Этот маленький эпизод случился сразу же после кантаты. Чевкин, сам обеспокоенный, усадил учителей на скамейки во втором Кремлевском саду, попросил с места не трогаться, отдыхать и просмотреть путеводитель, и побежал в регистратуру справиться. В Экзерциргаузе Кочетова уже не было, но письмоводитель, перелистав бумаги сказал ему, что учитель Семиградов прибыл благополучно, получил свою карточку на вход и билет для пропуска в гостиницу и, должно быть, разгуливает сейчас по Выставке. Письмоводитель тут же добавил, что о господине Чевкине был запрос от Виктора Карловича Делля-Воса и просьба нынче же снестись с ним.
— Завтра ожидается с севера новая группа учителей и также инспекторы народных училищ. Им отведен особый руководитель от нашего министерства. Вы же работаете от Комитета, и для вас Виктор Карлович просил передать, нынешний день был совсем не обязательный, в виде исключения. Так чтоб вы не сочли обидой…
Вернулся Федор Иванович к своей группе с вытянутым от огорчения лицом. Он успокоил их насчет Семиградова. Хоть с самого начала ясно было, что с учителями ему не пробыть долго, но необходимость нынче же распрощаться с ними показалось неожиданной. Он и не предполагал, что это его так сильно огорчит.
— Федор Иваныч, мы сообща порешили идти сейчас посмотреть школу, — обратился к нему, вставая, Богодушный. — Пока тут отдыхали, все обдумали. Наше мнение такое, — с общим обзором сразу дело не выйдет. Тем более мы на каждом шагу будем останавливаться и вас с программы срывать, — ведь так оно доселе и получалось. Лучше уж начать с главного, а общим обзором по окончании.
Чевкин согласился с этим. Больно кольнуло его «вы», с каким Богодушный обратился к нему, — до сих пор он так славно, так по-любовному называл его на «ты». Не зная, чем объяснить перемену, он шел молча. Сейчас они прямиком двигались к объекту № 12, образцовой школе, о которой каждый из них успел прочесть в каталоге. Федор Иванович мог бы, конечно, рассказать им такое, чего они не вычитают ни из каких каталогов, но он молчал. Установившаяся между ними раньше хорошая, дружеская интимность куда-то пропала. То ли от слишком уж выросшей усталости или от повернувшего к вечеру дня, но всем им было не по себе. Он и не подозревал, что скользкий угристый нос угрюмого паренька, верней — тень этого носа втиснулась между ними, нарушив их слаженность. Покуда он бегал в Экзерциргауз, Вася Шаповалов, почувствовав вдруг важность слов Семиградова, рассказал во всех подробностях, прибавляя от себя порцию своего ужаса, о котором успел за день позабыть, — все, что ему под секретом поведал Анатолий Онуфриевич.

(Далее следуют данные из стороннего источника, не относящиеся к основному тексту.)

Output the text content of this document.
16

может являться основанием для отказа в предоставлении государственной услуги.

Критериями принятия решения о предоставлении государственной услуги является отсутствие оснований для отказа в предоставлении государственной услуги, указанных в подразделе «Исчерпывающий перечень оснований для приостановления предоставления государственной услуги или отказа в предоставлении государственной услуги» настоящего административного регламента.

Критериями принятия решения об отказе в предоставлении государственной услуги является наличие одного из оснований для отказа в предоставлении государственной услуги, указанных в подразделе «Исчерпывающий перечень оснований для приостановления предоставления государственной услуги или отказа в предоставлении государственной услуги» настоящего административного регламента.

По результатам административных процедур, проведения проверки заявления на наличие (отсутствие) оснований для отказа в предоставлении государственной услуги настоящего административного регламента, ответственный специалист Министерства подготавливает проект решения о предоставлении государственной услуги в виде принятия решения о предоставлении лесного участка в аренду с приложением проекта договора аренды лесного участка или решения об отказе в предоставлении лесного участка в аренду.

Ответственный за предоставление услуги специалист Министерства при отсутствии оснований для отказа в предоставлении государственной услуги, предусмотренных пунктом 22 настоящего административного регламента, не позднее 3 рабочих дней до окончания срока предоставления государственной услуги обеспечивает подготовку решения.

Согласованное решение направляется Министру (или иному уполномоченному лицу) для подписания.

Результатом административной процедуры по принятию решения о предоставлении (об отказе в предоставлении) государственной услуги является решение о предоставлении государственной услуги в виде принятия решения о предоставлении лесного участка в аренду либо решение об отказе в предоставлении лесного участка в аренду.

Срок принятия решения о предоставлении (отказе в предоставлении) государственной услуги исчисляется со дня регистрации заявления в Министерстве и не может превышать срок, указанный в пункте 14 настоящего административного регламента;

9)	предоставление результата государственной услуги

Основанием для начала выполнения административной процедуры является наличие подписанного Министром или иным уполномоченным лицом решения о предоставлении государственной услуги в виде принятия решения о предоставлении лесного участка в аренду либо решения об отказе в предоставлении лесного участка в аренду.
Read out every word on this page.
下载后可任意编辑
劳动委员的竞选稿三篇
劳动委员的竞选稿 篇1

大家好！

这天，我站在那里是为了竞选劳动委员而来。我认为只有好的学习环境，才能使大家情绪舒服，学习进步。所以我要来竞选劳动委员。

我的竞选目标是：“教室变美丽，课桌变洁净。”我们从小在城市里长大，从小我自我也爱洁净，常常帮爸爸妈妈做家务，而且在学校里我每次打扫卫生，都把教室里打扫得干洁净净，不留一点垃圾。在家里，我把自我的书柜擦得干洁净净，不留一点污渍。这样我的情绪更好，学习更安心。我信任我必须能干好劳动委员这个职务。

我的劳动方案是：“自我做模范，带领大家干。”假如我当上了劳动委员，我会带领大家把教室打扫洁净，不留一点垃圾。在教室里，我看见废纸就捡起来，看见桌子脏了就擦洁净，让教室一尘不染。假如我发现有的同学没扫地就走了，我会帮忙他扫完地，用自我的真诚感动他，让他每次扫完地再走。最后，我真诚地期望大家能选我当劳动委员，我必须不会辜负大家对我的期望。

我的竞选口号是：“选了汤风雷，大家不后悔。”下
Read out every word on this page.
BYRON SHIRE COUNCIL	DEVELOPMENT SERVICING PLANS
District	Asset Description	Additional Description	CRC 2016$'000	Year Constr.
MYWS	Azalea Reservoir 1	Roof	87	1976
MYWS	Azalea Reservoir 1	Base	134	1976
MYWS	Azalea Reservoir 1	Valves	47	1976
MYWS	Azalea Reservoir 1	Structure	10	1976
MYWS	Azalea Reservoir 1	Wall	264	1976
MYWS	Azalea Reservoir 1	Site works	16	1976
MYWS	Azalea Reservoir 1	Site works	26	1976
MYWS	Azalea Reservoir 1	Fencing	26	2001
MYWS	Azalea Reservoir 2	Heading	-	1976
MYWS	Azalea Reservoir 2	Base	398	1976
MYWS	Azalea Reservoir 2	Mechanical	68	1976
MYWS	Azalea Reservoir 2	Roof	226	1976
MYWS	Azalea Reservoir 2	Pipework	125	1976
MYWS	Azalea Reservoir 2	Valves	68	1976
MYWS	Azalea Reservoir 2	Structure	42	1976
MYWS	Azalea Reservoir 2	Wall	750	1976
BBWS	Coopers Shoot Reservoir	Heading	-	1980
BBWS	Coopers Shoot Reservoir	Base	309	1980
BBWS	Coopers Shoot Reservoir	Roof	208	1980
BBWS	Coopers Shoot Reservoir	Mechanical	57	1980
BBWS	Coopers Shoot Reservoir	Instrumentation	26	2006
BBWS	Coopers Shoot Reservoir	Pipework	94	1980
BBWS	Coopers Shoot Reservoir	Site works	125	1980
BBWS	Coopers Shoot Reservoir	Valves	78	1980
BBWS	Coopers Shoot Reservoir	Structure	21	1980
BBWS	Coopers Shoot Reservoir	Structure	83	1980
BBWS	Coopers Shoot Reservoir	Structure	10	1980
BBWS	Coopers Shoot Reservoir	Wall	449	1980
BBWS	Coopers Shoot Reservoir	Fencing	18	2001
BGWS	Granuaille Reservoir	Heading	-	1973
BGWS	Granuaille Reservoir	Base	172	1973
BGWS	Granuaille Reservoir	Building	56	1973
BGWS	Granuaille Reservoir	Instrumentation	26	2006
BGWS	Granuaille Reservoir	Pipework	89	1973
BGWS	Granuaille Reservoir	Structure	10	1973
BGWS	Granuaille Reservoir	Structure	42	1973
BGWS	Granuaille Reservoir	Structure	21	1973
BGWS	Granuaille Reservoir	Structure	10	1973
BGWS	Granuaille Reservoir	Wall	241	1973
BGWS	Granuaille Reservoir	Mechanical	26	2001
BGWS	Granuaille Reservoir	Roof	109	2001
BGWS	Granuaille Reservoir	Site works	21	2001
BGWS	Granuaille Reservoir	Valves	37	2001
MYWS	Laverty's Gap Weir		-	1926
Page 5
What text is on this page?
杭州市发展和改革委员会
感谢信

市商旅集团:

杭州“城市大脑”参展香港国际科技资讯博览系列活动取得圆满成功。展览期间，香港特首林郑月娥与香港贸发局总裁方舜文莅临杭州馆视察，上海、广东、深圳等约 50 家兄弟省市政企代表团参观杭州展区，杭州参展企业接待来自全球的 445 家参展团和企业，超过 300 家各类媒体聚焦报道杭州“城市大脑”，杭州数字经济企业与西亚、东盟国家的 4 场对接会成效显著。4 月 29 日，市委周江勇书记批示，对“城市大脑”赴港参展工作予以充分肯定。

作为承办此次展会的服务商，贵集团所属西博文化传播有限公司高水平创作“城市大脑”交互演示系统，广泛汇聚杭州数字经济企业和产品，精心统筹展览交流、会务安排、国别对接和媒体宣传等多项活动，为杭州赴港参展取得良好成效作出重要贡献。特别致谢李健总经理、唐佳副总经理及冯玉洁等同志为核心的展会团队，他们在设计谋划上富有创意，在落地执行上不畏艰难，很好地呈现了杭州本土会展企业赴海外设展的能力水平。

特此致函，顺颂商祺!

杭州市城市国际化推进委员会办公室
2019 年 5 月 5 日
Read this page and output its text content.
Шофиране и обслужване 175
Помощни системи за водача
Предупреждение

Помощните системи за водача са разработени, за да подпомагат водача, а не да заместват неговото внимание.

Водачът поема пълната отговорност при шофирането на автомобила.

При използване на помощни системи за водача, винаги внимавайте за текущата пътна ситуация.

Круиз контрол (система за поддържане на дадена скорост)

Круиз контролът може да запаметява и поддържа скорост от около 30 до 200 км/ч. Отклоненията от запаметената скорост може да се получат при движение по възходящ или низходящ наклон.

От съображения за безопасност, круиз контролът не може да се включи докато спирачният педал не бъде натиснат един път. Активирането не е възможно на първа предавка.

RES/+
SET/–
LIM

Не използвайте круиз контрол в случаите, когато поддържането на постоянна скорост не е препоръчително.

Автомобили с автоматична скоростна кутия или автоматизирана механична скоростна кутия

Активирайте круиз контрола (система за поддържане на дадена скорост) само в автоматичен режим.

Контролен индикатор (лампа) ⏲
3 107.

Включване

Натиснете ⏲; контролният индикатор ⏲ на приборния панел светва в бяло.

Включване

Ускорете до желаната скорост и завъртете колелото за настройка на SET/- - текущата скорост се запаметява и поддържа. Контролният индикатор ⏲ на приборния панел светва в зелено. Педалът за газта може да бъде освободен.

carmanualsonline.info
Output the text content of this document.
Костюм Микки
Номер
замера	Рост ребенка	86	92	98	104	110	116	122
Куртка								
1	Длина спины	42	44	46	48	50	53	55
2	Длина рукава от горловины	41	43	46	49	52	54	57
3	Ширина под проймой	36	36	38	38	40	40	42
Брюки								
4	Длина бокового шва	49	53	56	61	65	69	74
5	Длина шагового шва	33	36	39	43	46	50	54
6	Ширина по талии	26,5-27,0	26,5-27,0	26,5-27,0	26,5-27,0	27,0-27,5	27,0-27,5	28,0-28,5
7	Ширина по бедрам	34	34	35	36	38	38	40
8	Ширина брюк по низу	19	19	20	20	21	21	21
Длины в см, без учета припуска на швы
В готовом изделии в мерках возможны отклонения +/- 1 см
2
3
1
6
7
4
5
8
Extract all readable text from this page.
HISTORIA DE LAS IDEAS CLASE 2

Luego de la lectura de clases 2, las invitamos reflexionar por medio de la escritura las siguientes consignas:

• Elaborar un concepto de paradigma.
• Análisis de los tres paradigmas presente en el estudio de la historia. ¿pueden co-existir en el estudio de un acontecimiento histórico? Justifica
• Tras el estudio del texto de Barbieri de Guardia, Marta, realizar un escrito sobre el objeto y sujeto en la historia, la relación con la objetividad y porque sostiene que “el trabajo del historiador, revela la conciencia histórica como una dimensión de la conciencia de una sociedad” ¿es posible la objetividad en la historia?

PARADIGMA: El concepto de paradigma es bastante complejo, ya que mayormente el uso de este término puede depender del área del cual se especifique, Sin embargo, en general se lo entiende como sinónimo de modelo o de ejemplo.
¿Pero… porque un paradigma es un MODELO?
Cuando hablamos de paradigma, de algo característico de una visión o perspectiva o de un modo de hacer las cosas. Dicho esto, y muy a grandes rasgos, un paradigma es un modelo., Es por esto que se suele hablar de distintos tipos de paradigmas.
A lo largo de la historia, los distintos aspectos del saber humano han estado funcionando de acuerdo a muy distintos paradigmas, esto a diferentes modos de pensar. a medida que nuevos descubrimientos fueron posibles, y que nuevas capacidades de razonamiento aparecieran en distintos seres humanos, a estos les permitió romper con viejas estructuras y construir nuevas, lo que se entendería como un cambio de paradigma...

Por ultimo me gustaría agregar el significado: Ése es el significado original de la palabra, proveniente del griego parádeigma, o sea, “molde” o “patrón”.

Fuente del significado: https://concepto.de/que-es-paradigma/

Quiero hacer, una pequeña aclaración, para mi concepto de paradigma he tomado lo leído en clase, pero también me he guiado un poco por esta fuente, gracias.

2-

И от этого Васина рассказа вдруг выявилась та самая «возрастная психология», в которой начал было сомневаться Чевкин. Староватый и наставительный старшина, Богодушный дрогнул, как мальчик. Все они знали Семиградова за пустомелю. Ну, а ежели? Ведь все-таки он куда опытней, куда старше их, — человеку под тридцать, не станет он молоть совершенно впустую. Богодушный вспомнил, как в регистратуре удивились, когда Федор Иванович сказал, что сам будет сопровождать их… И Богодушный шел теперь, опустив голову, стараясь не встретиться с Чевкиным глазами. Бородка его на очень вдруг помолоделом от смущения лице казалась наклеенной, а весь он — как начинающий актер из любителей, которому дана была роль пожилого.
Так и пропала бы их дружба в самые последние часы общения, если б не Выставка. Перед ними возник показательный объект № 12. Неизвестно, что думали строители, сооружая его, и думали ли вообще, но только у народных учителей он сразу прогнал все побочные думы и поверг их в недоумение. «Образцовая сельская школа» стояла на пустыре и, кроме здания, — ничего не имела. Четыре стены, восемь окошек, две двери да приколоченные сзади «удобства», — вот и весь образец… Двери с назначением: передние для учителя, задние для учеников. Ни вешалок, ни парт, ну ничего. Конечно, и такую построить в их местах — дело не легкое, здание вместительное. Но чего же тут показательного?